Следователи с трепетом относятся к анонимным сообщениям, разве не так? Анонимность — верная примета достоверной информации, а о приметах у нас еще будет возможность поговорить, если, конечно считать разговором мой монолог посредством электронной почты.
Да, я хочу сохранить анонимность и да, у меня есть для вас достоверная информация об интересующем Вас деле.
Вас ведь интересует Сергей Платон, разве не так? Вернее, случившееся с ним несчастье?
Вас не шокирует моя осведомленность? Вы, конечно, полагаете, что кто–то из заинтересованных лиц инициировал данное письмо, чтобы сбить Вас с толку. Ведь Вам наверняка придет в голову проверить, откуда отправлено сообщение и не составит труда определить, что из Москвы и даже, возможно, вам покажут на интерактивной карте расположение конкретного интернет–кафе.

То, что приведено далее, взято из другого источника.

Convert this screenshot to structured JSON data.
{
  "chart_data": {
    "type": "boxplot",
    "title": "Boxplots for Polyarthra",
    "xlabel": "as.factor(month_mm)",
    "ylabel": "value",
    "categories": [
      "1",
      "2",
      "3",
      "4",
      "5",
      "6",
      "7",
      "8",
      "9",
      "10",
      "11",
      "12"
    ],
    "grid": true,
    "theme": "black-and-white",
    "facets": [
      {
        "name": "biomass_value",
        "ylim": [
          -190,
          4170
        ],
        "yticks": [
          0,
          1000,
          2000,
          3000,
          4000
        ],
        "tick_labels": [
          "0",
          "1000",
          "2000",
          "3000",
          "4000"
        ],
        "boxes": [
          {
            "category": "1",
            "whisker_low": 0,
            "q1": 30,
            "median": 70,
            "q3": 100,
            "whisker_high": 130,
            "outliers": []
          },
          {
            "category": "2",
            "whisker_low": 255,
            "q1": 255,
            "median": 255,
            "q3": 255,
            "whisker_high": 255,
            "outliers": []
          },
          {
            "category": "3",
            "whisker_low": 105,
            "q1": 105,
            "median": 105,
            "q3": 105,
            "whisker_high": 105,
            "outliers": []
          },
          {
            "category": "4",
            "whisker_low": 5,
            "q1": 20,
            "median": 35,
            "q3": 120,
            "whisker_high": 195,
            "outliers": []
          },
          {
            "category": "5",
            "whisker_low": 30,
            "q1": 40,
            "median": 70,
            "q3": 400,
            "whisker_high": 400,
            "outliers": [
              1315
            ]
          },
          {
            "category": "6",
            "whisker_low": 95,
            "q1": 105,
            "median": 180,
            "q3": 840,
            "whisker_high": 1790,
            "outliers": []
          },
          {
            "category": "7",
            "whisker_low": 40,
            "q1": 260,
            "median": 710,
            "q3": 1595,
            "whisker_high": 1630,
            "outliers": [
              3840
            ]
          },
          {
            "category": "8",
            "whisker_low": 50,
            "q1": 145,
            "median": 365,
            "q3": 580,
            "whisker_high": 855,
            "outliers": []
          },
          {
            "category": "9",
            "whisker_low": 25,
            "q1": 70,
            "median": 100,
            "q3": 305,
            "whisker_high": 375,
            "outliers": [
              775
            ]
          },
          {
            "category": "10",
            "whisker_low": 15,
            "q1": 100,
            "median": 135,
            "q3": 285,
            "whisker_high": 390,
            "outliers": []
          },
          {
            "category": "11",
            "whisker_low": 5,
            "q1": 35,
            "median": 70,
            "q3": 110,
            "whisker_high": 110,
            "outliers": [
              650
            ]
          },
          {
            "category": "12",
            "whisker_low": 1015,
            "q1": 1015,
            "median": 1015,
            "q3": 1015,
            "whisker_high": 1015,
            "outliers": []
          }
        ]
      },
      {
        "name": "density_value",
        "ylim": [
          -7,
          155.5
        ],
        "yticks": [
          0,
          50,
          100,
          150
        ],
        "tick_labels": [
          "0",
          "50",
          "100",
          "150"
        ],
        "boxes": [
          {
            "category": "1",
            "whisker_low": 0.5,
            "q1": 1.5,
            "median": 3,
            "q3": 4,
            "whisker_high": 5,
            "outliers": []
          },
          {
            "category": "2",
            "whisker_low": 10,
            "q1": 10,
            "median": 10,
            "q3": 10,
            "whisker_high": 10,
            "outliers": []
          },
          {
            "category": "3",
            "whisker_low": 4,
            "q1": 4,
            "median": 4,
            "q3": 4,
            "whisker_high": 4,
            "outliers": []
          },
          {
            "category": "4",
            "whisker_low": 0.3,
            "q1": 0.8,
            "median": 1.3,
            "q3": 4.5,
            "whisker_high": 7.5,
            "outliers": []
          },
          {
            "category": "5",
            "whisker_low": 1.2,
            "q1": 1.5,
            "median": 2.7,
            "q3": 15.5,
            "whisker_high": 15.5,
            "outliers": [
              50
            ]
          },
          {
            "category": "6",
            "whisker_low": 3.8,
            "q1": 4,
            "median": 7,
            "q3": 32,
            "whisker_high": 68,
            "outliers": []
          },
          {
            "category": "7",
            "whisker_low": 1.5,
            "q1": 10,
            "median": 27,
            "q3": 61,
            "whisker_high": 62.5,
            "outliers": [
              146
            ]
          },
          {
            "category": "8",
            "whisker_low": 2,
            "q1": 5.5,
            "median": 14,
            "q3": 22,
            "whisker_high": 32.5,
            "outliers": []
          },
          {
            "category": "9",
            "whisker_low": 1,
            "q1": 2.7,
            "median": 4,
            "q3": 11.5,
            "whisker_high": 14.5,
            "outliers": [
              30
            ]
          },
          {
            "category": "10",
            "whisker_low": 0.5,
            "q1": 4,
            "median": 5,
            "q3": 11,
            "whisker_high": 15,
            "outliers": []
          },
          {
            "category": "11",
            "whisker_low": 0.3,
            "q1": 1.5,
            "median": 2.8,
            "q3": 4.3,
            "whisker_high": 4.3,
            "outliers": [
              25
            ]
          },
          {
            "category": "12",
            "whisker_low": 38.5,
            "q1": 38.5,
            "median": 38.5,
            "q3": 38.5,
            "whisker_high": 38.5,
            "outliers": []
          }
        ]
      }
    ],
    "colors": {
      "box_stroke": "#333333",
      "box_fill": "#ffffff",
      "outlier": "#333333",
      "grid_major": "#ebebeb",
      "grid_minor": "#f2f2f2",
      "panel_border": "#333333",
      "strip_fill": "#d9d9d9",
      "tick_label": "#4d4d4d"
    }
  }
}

Впрочем, это не так уж важно. Для меня, во всяком случае. Да, формально я поступаю, мягко говоря, непорядочно с людьми, на щедрость которых не могу жаловаться. Но с другой стороны, я подвергаю себя очевидному риску, и единственное, на что мне стоит уповать — это на Вашу рекомендованную мне (по конфиденциальным, конечно, каналам) порядочность. Мне хочется верить, что человек по фамилии Апостол — хорошая для меня примета, и что эта примета принесет мне, во всяком случае, гораздо меньше сомнений и, как оказалось впоследствии, волнений, чем примета по фамилии Платон.
Впрочем, если у Вас, несмотря на все имеющиеся у меня рекомендации, все же возникнет желание сорвать с меня маску, поверьте — это не стоит Ваших усилий.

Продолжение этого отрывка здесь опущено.